Так, вплоть до прихода Империи этот фригийский культ, находившийся под строгим контролем, прозябал в безвестности: это первый период его истории в Риме. Он привлекал к себе внимание лишь по случаю некоторых праздников, когда его жрецы, облачившись в пестрые одежды и надев громоздкие украшения, под барабанный бой торжественной процессией проходили по улицам. В эти-то дни они обладали правом, предоставленным им сенатом, собирать по домам пожертвования на нужды своего храма. Остальную часть года они проводили взаперти за священной оградой Палатина, совершая чужеземные церемонии на чужеземном языке. В эту эпоху они вызывают так мало разговоров, что мы не знаем почти ничего об их религиозной практике, как, впрочем, и о вере. Можно даже утверждать, что при республике Аттиса не почитали вместе с его женой Великой Матерью — и, разумеется, напрасно, так как персонажи этой божественной четы по-прежнему не разделялись ни в ритуале, ни в мифе{73}.
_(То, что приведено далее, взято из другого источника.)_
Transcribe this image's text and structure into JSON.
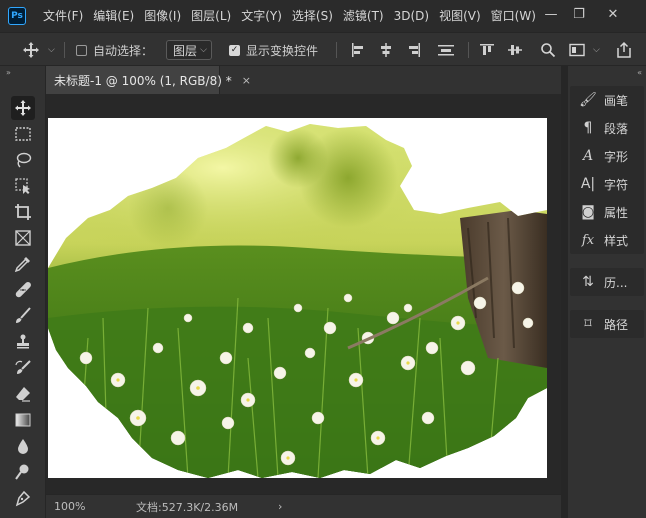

Однако, несмотря на полицейский надзор, который ее окружал, на предосторожности и предрассудки, которые обрекали ее на изоляцию, фригийская религия выжила; растрескавшаяся крепость древнеримских принципов дала брешь, и через нее в конце концов внутрь вошел весь Восток.
В конце периода республики в столице обосновалось второе малоазийское божество, имеющее близкие родственные связи с Великой Матерью. В ходе войн с Митридатом римские солдаты научились поклоняться великой богине Комана Ma, почитаемой в ущельях Тавра и на берегах Ирия множеством храмовых рабов. Подобно Кибеле, она была древней анатолийской богиней, персонификацией плодородной природы. Только ее культ не испытал на себе фракийского влияния, но, как и вся религия Каппадокии, он принадлежал семитам и персам{74}. Не вызывает сомнений, что эта богиня слилась с маздеистской Анахитой, с которой они близки по своей природе. Ее ритуалы были еще более кровожадными и неистовыми, чем в Пессинунте, и она приобрела или сохраняла воинственность, обусловившую ее связь с италийской Беллоной. Суеверие диктатора Суллы, которому эта непобедимая в бою покровительница явилась во сне, побудило его ввести ее культ в Риме. Ужасающие церемонии в ее честь производили громадное впечатление. Ее «фанатики» — именно так называли ее служителей, — одетые в черные одеяния, вертелись под звуки барабанов и труб, и их длинные распущенные волосы развевались на ветру, а когда их охватывало головокружение, когда они достигали бесчувственности, они резали себе руки и тело сильными ударами меча или топориков, пьянели при виде струящейся крови, окропляли этой кровью изваяние богини и ее поклонников и даже подолгу пили ее. Наконец, охваченные пророческим бредом, они предсказывали присутствующим будущее.